(In reply to Jacob Lifshay from bug #1242 comment #3) > (In reply to Jacob Lifshay from bug #1242 comment #1) > > if there's separate registers, i think it makes it easier to handle > > out-of-range indexes because svindex can simply do > > > > for i in range(VL): > > v = READ_INPUT(i) > > index[i] = 0 if v >= VL else v > > to be clear, this means that out of range indexes cause you to access > element 0 instead. > e.g. if the input indexes are [1, 2345, 0, 2] > and you run: > sv.index *input > # svremap something set *in2 to be remapped > sv.mv *out, *in2 > > then out = [in2[1], in2[0], in2[0], in2[2]]
an alternative idea is to have out-of-range indexes become -1, which is a special marker that means register writes are ignored and register reads give zero. this is relatively easy to do, all of RISC-V, AArch64, CDC 6600, System/360, and more have a zero register that behaves basically the same, and x86-64 OoO cpus often have a microarchitectural zero register.
(In reply to Jacob Lifshay from comment #1) > an alternative idea is to have out-of-range indexes become -1 this has the benefit of matching the semantics of wasm's dynamic swizzle, as well as ARM and RISC-V and sorta x86.
(In reply to Jacob Lifshay from comment #1) > and x86-64 OoO cpus often have a microarchitectural zero register. more stuff about zero registers: https://yarchive.net/comp/zero_register.html as you know, ppc sorta has a zero register in that many instructions use zero instead of loading from a GPR when given register number 0.
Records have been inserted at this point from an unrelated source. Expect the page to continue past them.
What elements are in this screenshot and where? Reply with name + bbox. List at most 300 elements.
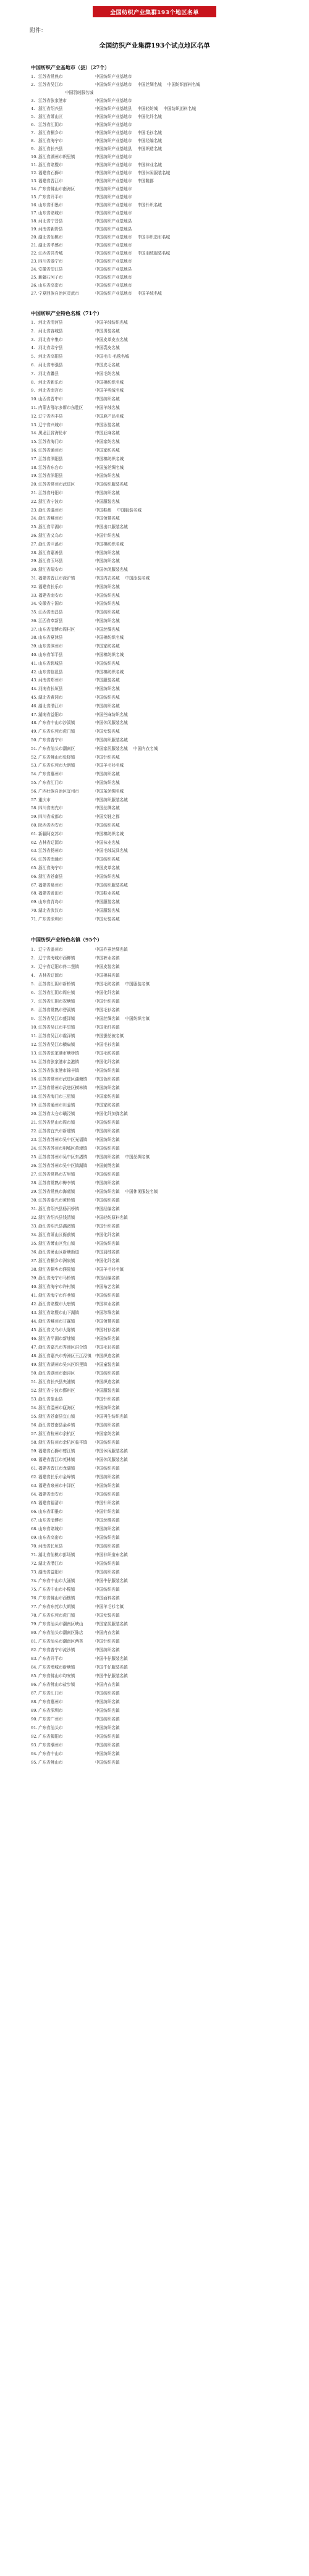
- list-item-line: [31, 1256, 297, 1265]
- list-item: [31, 745, 297, 754]
- item-title: 中国纺织产业基地市: [95, 122, 132, 127]
- list-item-line: [31, 634, 297, 642]
- list-item: [31, 1170, 297, 1179]
- section-heading: 中国纺织产业特色名城（71个）: [31, 310, 103, 316]
- list-item-line: [31, 429, 297, 438]
- list-item: [31, 1663, 297, 1672]
- list-item-line: [31, 1058, 297, 1066]
- list-item: [31, 481, 297, 489]
- item-title: 中国纺织名城: [95, 584, 120, 589]
- item-number: 27.: [31, 541, 38, 547]
- item-place: 浙江省湖州市南浔区: [38, 1370, 75, 1376]
- item-number: 50.: [31, 738, 38, 743]
- item-place: 浙江省平湖市新埭镇: [38, 1336, 75, 1341]
- item-title: 中国内衣名城: [133, 746, 158, 751]
- list-item: [31, 1378, 297, 1386]
- list-item-line: [31, 404, 297, 413]
- item-number: 8.: [31, 379, 35, 385]
- list-item-line: [31, 447, 297, 455]
- item-place: 江苏省常熟市碧溪镇: [38, 1007, 75, 1012]
- item-title: 中国纺织名镇: [95, 1336, 120, 1341]
- list-item-line: [31, 856, 297, 864]
- item-place: 湖北省仙桃市彭场镇: [38, 1552, 75, 1557]
- list-item: [31, 1749, 297, 1758]
- item-place: 浙江省义乌市: [38, 532, 63, 538]
- item-place: 浙江省湖州市吴兴区织里镇: [38, 1362, 88, 1367]
- item-place: 浙江省苍南县金乡镇: [38, 1422, 75, 1428]
- list-item: [31, 1006, 297, 1014]
- list-item: [31, 754, 297, 762]
- item-number: 63.: [31, 848, 38, 854]
- list-item: [31, 1525, 297, 1533]
- item-place: 福建省石狮市蚶江镇: [38, 1448, 75, 1454]
- list-item: [31, 583, 297, 592]
- list-item: [31, 1473, 297, 1481]
- item-number: 67.: [31, 1517, 38, 1523]
- item-number: 91.: [31, 1725, 38, 1730]
- item-title: 中国棉纺织名城: [95, 652, 124, 658]
- item-place: 福建省晋江市英林镇: [38, 1457, 75, 1462]
- list-item: [31, 711, 297, 720]
- item-place: 广东省汕头市潮南区: [38, 746, 75, 751]
- item-place: 江苏省吴江市: [38, 82, 63, 87]
- list-item-line: [31, 1049, 297, 1058]
- item-title: 中国纺织名城: [95, 592, 120, 598]
- item-place: 河北省新乐市: [38, 379, 63, 385]
- list-item: [31, 169, 297, 177]
- list-item-line: [31, 882, 297, 890]
- item-place: 福建省南安市: [38, 592, 63, 598]
- section-heading: 中国纺织产业特色名镇（95个）: [31, 936, 103, 943]
- list-item: [31, 1559, 297, 1568]
- item-title: 中国纺织名镇: [95, 1422, 120, 1428]
- list-item-line: [31, 1421, 297, 1429]
- section-1: [31, 62, 297, 298]
- item-place: 广东省普宁市: [38, 738, 63, 743]
- list-item-line: [31, 1611, 297, 1620]
- list-item-line: [31, 97, 297, 105]
- item-place: 广东省东莞市虎门镇: [38, 729, 75, 734]
- list-item-line: [31, 515, 297, 523]
- item-number: 71.: [31, 916, 38, 922]
- list-item-line: [31, 1179, 297, 1187]
- item-number: 27.: [31, 1171, 38, 1177]
- item-title: 中国亚麻名城: [95, 431, 120, 436]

(In reply to Jacob Lifshay from comment #1) > an alternative idea is to have out-of-range indexes become -1, whatever it is it has to be extreme-gate-efficient. this is absolute paramount absolute top priority. the indices are right smack in between decode and hazard matrix filling, and *any* extraneous logic severely damages top speed. comparators against VL are absolutely out. comparators against -1 are likewise not a good idea. a sub-2nm CPU will have at least a 4 gate cascade. this is why it is UNDEFINED behaviour. please drop this extraneous change and keep to the topic at hand for the third time of requesting in under 24 hours.
(In reply to Luke Kenneth Casson Leighton from comment #4) > comparators against VL are absolutely out. the comparison against VL happens in the mtidx instruction, where gate efficiency isn't as critical, *not* when the idx register is used. > please drop this extraneous change and keep to the topic at hand > for the third time of requesting in under 24 hours. this bug is the topic at hand because this message is posted on this bug. if you want to talk aspects other than if out-of-range should have defined behavior, there is a different bug for that: bug #1242
(In reply to Luke Kenneth Casson Leighton from comment #4) > comparators against -1 are likewise not a good idea. a comparison against -1 takes less latency than the addition that indexing mode already has to do anyway. a comparison would have the latency of an 8-input and-gate, which is comparable to a 2-bit adder, and we need at least a 7-bit adder either way. remember all those can be done in parallel. the only additional latency is that of 1 layer of nand or nor gates (depending on what register number the zero register is given), or can be merged into the final layer of xor gates for the sum output, giving essentially zero additional latency. alternatively, instead of having a zero register, it could just change that input/output to use r0, which might be even more powerful since it allows loading zero for compatibility, as well as any other value you want to stuff in r0. additionally, this alternative only requires 7-bit register numbers instead of kinda 8-bit.
I'm dropping this for now, but i think it's worth reconsidering at least the change to mtidx at some later point (doesn't modify fetch/decode/etc. at all), so i'm marking this deferred.